Selecting good names matters, but the reality is that first and foremost, syntactically correct names, good, bad or ugly, should work at all times, unambiguously. I will do weird things as I learn any language, such as using poor variable names, intentionally or not: it’s part of the learning, it’s part of bending my mind to think like the compiler of that language.

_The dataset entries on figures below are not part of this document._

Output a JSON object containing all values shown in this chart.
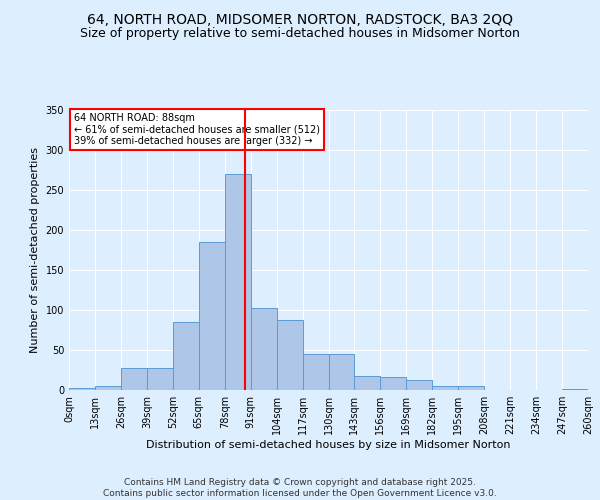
{
  "title": "64, NORTH ROAD, MIDSOMER NORTON, RADSTOCK, BA3 2QQ",
  "subtitle": "Size of property relative to semi-detached houses in Midsomer Norton",
  "xlabel": "Distribution of semi-detached houses by size in Midsomer Norton",
  "ylabel": "Number of semi-detached properties",
  "annotation_title": "64 NORTH ROAD: 88sqm",
  "annotation_line1": "← 61% of semi-detached houses are smaller (512)",
  "annotation_line2": "39% of semi-detached houses are larger (332) →",
  "property_size": 88,
  "footnote": "Contains HM Land Registry data © Crown copyright and database right 2025.\nContains public sector information licensed under the Open Government Licence v3.0.",
  "bin_edges": [
    0,
    13,
    26,
    39,
    52,
    65,
    78,
    91,
    104,
    117,
    130,
    143,
    156,
    169,
    182,
    195,
    208,
    221,
    234,
    247,
    260
  ],
  "bin_labels": [
    "0sqm",
    "13sqm",
    "26sqm",
    "39sqm",
    "52sqm",
    "65sqm",
    "78sqm",
    "91sqm",
    "104sqm",
    "117sqm",
    "130sqm",
    "143sqm",
    "156sqm",
    "169sqm",
    "182sqm",
    "195sqm",
    "208sqm",
    "221sqm",
    "234sqm",
    "247sqm",
    "260sqm"
  ],
  "counts": [
    2,
    5,
    28,
    28,
    85,
    185,
    270,
    103,
    88,
    45,
    45,
    17,
    16,
    12,
    5,
    5,
    0,
    0,
    0,
    1
  ],
  "bar_color": "#aec6e8",
  "bar_edge_color": "#5b9bd5",
  "vline_color": "#ff0000",
  "vline_x": 88,
  "background_color": "#ddeeff",
  "annotation_box_color": "#ffffff",
  "annotation_box_edge": "#ff0000",
  "ylim": [
    0,
    350
  ],
  "yticks": [
    0,
    50,
    100,
    150,
    200,
    250,
    300,
    350
  ],
  "title_fontsize": 10,
  "subtitle_fontsize": 9,
  "label_fontsize": 8,
  "tick_fontsize": 7,
  "footnote_fontsize": 6.5
}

Now for a personal opinion: Aliases and abbreviations are sugar: I ignore them as long as they don’t cause confusion, they don’t prevent valid syntax from working, and they don’t hide potential problems. But I have found a scenario where task abbreviation lets a type of problem slip through silently, so I think there should really be a way to disable it.
Here is an example of an error prone scenario involving task abbreviation. Consider this build file:
apply plugin: 'distribution'
task binaryFiles1(type: Tar) {
from('.') {
include 'file.bin'
}
destinationDir(libsDir)
}
artifacts {
archives binaryFiles1
}
distributions {
binaryFiles {
contents {
from(libsDir) {
include binaryFiles1.archiveName
}
}
}
}
Now we type: ‘’‘gradle binaryFiles’’’
:binaryFiles1 UP-TO-DATE
BUILD SUCCESSFUL
Total time: 0.959 secs
Gradle ran ‘’‘binaryFiles1’’’, but it happens that it is a user error, the user really wanted ‘’‘binaryFilesDistTar’’’. But it goes unnoticed as Gradle does not throw an error.
This error is even harder to find when Gradle is called from inside another script and the task name is a variable:
#!/bin/bash
...
gradle $theTask
...
I think that having the ability to disable task abbreviation helps find bugs faster in this kind of scenario and that this scenario is not uncommon.